It fertilizes a plant from a yellow seed → but we need to determine if yellow is recessive or dominant to purple.
All the seeds produced from this cross (F1 generation) were purple.
That means crossing PP (pure purple) with yy (if y = yellow allele, recessive) would give: F1 = Py → all purple if purple is dominant.
If yellow were dominant instead, crossing PP (purple) with YY (yellow) would produce PY (yellow, since Y is dominant) — but the F1 gave all purple, so that’s not possible.
Therefore purple is dominant.
Answer: B. Purple ✅
*These A.I. responses have been individually checked to ensure they match the accepted answer, but explanations may still be incorrect. Responses may give guidance but the A.I. might not be able to answer the question! This is particularly the case for questions based on diagrams, which the A.I. typically cannot interpret.
Grade Gorilla uses Gemini, Deepseek and a range of other A.I. chatbots to generate the saved responses. Some answers have had human intervention for clarity or where the A.I. has not been able to answer the question.
Question 2:
Let's reason this through step by step.
Step 1: Recall the F1 genotype from the first cross
Parent 1: Pure purple seeds → PP (P = purple, dominant)
Parent 2: Grown from a yellow seed → genotype must be pp (since yellow is recessive and appears only if both alleles are recessive; the parent came from a yellow seed, meaning pp).
Cross PP × pp → F1 all Pp (heterozygous, all purple seeds).
Step 2: F1 self-cross
F1 = Pp × Pp (both plants have purple seeds but carry the yellow recessive allele).
Step 3: Punnett square for Pp × Pp
| P | p | |
|---|---|---|
| P | PP | Pp |
| p | Pp | pp |
Genotypes:
PP (purple) → 1/4
Pp (purple) → 2/4
pp (yellow) → 1/4
Step 4: Phenotypes ratio
Purple = PP + Pp = 3/4
Yellow = pp = 1/4
Ratio = 3 purple : 1 yellow
From the options:
3 purple : 1 yellow = 1 yellow : 3 purple (same ratio, just reversed order words).
So the matching answer is C. 1 yellow: 3 purple.
Answer: C ✅
*These A.I. responses have been individually checked to ensure they match the accepted answer, but explanations may still be incorrect. Responses may give guidance but the A.I. might not be able to answer the question! This is particularly the case for questions based on diagrams, which the A.I. typically cannot interpret.
Grade Gorilla uses Gemini, Deepseek and a range of other A.I. chatbots to generate the saved responses. Some answers have had human intervention for clarity or where the A.I. has not been able to answer the question.
Question 3:
We’re told:
Albinism is caused by a recessive allele a.
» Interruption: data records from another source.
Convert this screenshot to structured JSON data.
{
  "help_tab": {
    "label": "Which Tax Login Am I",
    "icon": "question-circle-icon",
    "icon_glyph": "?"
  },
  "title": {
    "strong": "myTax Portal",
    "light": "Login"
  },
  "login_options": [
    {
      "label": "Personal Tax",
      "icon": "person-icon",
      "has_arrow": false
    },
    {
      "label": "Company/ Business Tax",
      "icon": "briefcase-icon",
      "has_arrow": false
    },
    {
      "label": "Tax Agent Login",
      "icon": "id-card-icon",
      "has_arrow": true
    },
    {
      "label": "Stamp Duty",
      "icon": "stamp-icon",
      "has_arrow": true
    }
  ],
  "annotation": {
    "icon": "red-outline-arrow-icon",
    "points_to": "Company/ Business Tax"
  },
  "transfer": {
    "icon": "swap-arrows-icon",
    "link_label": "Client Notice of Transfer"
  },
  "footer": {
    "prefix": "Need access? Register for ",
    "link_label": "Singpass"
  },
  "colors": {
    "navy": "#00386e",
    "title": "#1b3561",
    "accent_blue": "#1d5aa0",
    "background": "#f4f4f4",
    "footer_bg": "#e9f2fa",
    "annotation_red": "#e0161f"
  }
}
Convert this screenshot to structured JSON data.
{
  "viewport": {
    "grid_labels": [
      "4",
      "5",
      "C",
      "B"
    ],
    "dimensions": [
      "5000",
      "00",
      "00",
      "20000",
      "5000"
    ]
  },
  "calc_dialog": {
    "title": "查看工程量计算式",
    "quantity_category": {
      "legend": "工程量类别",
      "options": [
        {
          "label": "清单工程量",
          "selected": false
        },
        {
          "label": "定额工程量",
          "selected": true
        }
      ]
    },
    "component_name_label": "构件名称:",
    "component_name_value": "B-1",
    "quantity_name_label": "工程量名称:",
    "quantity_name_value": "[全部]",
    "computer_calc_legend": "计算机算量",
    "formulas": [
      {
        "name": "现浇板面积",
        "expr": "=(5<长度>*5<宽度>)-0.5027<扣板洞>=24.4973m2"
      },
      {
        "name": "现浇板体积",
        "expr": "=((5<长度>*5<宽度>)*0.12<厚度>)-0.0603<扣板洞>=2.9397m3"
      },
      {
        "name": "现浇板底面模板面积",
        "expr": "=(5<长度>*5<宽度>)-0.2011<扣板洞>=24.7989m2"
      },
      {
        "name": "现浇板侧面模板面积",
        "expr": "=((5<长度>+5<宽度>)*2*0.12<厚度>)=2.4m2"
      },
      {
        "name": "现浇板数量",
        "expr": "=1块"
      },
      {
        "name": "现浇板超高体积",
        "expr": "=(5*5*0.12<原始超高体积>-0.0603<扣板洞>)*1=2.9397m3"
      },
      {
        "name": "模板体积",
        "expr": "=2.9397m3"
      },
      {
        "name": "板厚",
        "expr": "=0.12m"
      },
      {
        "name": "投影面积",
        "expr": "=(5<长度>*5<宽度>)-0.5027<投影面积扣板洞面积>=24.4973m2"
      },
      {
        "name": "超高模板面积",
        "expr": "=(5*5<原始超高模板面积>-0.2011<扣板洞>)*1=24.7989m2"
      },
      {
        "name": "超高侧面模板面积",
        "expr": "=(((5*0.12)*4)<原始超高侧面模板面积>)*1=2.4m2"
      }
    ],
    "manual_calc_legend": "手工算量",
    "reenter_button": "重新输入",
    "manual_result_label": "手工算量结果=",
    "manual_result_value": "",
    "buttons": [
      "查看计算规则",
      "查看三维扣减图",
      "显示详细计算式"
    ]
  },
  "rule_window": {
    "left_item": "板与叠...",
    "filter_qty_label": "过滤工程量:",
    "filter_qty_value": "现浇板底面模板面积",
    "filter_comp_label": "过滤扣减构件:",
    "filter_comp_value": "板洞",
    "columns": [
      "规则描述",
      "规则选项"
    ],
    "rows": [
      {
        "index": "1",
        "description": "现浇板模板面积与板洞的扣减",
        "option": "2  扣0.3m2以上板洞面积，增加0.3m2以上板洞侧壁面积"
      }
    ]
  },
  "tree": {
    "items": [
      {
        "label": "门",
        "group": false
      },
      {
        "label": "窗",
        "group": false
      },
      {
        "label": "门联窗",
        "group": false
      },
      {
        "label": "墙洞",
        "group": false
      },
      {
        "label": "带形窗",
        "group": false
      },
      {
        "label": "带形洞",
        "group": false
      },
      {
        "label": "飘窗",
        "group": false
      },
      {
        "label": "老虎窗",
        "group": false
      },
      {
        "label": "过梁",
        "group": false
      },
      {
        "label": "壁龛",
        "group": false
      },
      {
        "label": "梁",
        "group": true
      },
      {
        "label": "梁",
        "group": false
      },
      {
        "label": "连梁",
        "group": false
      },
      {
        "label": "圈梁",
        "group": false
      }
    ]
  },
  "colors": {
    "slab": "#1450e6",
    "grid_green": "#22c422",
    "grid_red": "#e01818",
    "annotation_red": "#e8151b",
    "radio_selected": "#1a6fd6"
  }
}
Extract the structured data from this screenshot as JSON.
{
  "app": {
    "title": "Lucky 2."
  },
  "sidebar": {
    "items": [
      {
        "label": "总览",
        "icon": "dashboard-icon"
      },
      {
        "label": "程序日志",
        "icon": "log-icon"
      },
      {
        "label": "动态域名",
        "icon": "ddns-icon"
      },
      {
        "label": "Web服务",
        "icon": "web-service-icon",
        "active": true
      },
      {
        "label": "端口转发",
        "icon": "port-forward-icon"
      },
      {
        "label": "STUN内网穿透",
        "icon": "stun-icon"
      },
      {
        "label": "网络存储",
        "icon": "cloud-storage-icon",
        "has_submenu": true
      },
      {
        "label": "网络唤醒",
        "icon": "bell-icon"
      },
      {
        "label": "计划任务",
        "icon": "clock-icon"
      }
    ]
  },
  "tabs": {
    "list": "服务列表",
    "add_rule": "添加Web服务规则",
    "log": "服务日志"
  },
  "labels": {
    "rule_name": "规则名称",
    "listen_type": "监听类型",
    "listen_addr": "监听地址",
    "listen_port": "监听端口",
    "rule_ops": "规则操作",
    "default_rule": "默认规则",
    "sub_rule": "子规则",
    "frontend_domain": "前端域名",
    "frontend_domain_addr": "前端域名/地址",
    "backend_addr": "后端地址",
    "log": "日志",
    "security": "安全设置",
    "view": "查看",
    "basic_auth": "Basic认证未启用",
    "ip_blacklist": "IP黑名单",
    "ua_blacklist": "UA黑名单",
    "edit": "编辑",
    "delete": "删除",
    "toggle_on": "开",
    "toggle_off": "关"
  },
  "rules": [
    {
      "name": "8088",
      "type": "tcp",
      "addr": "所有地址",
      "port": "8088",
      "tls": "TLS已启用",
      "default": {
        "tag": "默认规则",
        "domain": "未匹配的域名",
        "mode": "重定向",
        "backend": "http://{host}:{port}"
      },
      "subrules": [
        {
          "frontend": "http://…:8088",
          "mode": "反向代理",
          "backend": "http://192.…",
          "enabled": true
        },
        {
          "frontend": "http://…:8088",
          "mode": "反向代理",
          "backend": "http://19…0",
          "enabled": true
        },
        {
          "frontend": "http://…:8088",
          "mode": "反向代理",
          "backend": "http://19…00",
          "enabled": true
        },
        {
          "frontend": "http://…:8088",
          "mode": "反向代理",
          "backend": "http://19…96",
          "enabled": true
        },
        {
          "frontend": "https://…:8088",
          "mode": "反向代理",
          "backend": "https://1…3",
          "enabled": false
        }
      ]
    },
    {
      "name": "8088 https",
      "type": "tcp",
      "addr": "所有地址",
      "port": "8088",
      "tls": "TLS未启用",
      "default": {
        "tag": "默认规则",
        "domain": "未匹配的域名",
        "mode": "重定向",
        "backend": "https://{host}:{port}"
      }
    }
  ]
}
Dominant allele A gives normal pigmentation (brown).
An albino rabbit lacks pigment → so it must have only recessive alleles (aa).
Options:
A. AA → brown (not albino) ❌
B. Aa → brown (carrier, not albino) ❌
C. aa → albino ✅
D. aA → same as Aa, brown ❌
Answer: C. aa ✅
*These A.I. responses have been individually checked to ensure they match the accepted answer, but explanations may still be incorrect. Responses may give guidance but the A.I. might not be able to answer the question! This is particularly the case for questions based on diagrams, which the A.I. typically cannot interpret.
Grade Gorilla uses Gemini, Deepseek and a range of other A.I. chatbots to generate the saved responses. Some answers have had human intervention for clarity or where the A.I. has not been able to answer the question.
Question 4:
We know:
Albinism = recessive allele a
Heterozygous genotype = Aa (brown, but carries albino allele)
Step 1: Cross
Two heterozygous rabbits: Aa × Aa
Step 2: Punnett square
| A | a | |
|---|---|---|
| A | AA | Aa |
| a | Aa | aa |
Step 3: Offspring genotypes
AA → 1/4 (brown)
Aa → 2/4 (brown, carrier)
aa → 1/4 (albino)
Step 4: Proportion albino
Albino (aa) = 1/4 = 25%
Answer: A. 25% ✅
*These A.I. responses have been individually checked to ensure they match the accepted answer, but explanations may still be incorrect. Responses may give guidance but the A.I. might not be able to answer the question! This is particularly the case for questions based on diagrams, which the A.I. typically cannot interpret.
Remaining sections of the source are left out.